その地下には、**極秘裏に掘られた“地下空洞”**が存在するという噂があった。昭和50年、広島で進行していたとされる“ある国家的プロジェクト”の隠れ蓑。その名称は――
> 《高松城水攻め計画》
「戦国時代の水攻めを、令和に再現するなんて……狂ってるわ」
涼子は、公安の裏ルートで入手した一枚の設計図をポケットから取り出す。それは、ズムスタ地下に張り巡らされた排水制御装置と、大規模な水圧タンクの配置を示していた。だが、タンクは“使用中止”と記されていた。なぜなら――それは、実験がすでに終わっていたから。
突然、背後から誰かの足音。
「世も末涼子――いや、“高松城の亡霊”と呼ぶべきか」
現れたのは、公安第五課の男。顔には山西道広に似た無表情な仮面。そしてその傍らには、彼女が過去に殺したはずの男……**
「……死んだはずじゃ」
「水攻めだよ、涼子。君が過去にやった高松城実験、忘れたとは言わせない。君は、人工的な“地形兵器”として水を制御し、広島を壊滅させようとしていた。その記憶が、君の脳の奥にまだあるはずだ」
涼子の目が鋭くなる。
「それは、“プロ野球八百長”の捜査で、偶然見つかった機密文書のせいね……」
彼女の脳裏に浮かぶ、昭和50年のある出来事。広島カープの優勝を裏で操っていたグループ。選手たちの奇妙な行動。空振り三振の多さ。過剰なセーフティバント。――すべては、観客の感情を“制御”するための国家的実験だった。

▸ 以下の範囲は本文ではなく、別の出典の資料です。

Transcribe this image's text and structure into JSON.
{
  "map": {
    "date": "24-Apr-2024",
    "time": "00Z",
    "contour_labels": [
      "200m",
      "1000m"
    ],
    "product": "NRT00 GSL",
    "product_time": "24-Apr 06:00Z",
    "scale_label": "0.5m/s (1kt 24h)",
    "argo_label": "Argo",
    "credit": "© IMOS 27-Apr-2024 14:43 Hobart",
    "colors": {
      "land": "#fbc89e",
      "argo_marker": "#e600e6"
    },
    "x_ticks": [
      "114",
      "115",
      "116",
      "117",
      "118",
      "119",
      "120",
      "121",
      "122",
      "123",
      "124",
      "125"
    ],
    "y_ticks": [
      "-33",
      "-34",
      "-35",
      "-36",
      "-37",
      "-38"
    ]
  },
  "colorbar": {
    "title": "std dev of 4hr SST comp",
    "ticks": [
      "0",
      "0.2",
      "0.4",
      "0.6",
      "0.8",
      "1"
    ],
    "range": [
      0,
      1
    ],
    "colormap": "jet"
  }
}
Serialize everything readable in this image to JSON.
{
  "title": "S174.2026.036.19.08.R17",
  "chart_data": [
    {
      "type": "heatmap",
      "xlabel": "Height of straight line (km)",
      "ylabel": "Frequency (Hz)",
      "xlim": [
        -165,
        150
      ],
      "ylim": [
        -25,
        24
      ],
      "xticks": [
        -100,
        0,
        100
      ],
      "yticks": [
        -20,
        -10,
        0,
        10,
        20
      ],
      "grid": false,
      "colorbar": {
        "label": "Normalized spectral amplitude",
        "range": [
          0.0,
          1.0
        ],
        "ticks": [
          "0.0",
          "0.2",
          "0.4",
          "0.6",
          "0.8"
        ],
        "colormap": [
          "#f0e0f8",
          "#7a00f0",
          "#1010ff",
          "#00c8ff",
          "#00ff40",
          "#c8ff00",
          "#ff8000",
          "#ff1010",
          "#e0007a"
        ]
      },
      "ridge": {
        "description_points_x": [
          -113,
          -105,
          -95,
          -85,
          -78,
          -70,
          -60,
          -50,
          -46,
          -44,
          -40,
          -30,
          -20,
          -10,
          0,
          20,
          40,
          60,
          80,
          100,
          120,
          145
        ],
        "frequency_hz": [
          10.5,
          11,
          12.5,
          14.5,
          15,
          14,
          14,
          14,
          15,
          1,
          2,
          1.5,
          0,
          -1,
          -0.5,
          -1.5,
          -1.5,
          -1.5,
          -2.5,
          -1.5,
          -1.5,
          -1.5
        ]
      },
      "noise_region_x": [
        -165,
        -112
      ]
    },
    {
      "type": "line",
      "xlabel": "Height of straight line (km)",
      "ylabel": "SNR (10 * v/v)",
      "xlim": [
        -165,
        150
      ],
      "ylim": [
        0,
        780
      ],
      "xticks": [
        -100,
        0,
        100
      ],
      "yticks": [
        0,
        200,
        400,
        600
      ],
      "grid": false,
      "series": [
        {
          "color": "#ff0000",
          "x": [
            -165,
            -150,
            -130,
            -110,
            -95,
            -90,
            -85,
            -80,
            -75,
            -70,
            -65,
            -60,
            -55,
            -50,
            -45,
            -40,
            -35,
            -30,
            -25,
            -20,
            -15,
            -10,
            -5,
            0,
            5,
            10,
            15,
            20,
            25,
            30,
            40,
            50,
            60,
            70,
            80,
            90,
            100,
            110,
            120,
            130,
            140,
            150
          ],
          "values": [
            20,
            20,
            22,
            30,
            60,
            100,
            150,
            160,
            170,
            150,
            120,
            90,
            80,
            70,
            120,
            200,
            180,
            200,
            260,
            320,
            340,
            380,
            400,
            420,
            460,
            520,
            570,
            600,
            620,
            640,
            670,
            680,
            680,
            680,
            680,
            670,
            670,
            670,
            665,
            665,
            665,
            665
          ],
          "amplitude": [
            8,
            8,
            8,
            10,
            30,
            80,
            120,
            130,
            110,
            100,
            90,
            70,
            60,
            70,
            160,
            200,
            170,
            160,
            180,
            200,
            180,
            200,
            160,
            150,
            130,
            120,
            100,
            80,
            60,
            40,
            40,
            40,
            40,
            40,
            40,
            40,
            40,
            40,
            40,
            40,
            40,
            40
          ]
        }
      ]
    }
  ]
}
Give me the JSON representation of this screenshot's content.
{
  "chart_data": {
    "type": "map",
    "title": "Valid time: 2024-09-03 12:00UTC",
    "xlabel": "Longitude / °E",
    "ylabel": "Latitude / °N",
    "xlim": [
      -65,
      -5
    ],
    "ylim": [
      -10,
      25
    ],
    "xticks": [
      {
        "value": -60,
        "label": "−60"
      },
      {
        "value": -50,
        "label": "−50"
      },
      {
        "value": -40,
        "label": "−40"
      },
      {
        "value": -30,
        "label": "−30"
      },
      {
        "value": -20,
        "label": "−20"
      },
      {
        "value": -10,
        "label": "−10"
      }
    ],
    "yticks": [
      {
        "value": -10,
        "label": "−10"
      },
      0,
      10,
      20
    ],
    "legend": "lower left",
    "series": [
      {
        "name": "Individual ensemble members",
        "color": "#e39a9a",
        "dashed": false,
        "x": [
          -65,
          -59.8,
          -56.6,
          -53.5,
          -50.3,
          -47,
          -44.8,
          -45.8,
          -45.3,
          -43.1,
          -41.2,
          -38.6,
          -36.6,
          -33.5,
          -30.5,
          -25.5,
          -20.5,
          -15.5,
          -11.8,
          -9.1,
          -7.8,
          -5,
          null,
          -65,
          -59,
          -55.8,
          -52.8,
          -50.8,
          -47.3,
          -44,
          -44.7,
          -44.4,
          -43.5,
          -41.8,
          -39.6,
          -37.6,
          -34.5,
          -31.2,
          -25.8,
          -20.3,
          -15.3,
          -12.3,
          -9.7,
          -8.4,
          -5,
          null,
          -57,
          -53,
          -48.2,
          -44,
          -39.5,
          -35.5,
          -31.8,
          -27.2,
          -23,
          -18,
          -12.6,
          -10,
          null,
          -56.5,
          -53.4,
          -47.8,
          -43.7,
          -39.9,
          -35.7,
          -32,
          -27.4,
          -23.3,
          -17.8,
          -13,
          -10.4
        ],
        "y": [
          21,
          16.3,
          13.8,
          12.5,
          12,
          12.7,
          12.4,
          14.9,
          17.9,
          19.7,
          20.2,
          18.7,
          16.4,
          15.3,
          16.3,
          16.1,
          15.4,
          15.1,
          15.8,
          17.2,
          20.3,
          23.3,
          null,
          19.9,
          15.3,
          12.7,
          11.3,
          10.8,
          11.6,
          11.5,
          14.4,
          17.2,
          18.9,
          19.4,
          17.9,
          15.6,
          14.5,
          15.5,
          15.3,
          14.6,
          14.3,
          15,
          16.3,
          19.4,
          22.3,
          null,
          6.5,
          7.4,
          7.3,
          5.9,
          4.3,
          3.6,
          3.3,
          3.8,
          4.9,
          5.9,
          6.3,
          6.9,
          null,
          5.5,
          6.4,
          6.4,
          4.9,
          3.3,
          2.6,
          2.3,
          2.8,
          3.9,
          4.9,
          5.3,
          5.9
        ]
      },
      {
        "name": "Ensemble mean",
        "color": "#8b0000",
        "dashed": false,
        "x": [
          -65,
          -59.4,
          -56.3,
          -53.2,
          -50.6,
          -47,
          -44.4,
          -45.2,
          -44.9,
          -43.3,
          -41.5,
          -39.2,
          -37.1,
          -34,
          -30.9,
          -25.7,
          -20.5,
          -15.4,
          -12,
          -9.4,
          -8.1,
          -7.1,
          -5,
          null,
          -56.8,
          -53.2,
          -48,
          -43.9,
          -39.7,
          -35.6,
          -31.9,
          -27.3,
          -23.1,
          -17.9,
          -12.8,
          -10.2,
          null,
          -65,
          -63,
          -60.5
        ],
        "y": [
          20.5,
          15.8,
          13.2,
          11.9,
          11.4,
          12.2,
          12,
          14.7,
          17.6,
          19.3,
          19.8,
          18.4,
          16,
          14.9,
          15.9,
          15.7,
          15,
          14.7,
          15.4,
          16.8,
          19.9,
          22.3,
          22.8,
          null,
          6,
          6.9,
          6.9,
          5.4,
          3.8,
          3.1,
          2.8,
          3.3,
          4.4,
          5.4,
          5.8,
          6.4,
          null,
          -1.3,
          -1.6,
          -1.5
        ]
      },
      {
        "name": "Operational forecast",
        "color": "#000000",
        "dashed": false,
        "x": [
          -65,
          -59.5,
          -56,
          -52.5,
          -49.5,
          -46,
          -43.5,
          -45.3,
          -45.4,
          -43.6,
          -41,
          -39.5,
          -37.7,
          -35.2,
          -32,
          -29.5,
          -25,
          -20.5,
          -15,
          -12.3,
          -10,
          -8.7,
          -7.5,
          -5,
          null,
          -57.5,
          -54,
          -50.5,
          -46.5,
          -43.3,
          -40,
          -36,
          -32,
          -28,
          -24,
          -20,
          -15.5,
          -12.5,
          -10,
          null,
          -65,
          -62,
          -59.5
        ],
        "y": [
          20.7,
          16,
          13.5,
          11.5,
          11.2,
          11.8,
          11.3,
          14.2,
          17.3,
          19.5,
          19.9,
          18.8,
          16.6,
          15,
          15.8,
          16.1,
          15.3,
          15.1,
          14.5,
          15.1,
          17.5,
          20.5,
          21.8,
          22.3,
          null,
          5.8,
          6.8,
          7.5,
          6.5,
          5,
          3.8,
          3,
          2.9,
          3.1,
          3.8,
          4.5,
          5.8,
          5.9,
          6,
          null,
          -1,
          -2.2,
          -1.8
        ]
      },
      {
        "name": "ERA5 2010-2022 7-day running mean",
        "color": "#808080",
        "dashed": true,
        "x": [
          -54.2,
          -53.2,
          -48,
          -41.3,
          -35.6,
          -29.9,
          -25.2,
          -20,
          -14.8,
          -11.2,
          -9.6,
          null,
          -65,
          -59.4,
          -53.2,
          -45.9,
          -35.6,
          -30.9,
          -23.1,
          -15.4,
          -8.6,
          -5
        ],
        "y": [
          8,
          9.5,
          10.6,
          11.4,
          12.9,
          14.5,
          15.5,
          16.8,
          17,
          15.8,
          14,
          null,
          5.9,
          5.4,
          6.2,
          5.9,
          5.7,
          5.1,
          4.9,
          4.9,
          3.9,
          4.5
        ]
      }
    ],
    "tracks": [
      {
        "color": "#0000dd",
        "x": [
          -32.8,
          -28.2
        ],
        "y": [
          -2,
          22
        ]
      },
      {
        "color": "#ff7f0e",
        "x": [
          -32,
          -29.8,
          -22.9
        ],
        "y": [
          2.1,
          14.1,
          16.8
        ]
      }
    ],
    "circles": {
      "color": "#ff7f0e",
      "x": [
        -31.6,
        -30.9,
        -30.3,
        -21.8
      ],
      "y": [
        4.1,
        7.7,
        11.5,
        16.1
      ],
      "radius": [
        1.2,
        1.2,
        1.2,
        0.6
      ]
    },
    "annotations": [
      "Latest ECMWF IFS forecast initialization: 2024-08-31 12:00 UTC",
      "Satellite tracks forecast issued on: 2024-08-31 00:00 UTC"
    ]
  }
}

「ズムスタの地下は、ただの遺構じゃない。あそこは――心と記憶を水で満たす“人工水牢”よ」
涼子は黒いコートの内ポケットから、小さなリモートデバイスを取り出す。
「……あなたたちが、私のことを“亡霊”と呼ぶなら……見せてあげるわ、真の“水攻め”を」
ズムスタの照明が一斉に点灯した。
そして、地下から――低く、不気味な水音が響き始めた。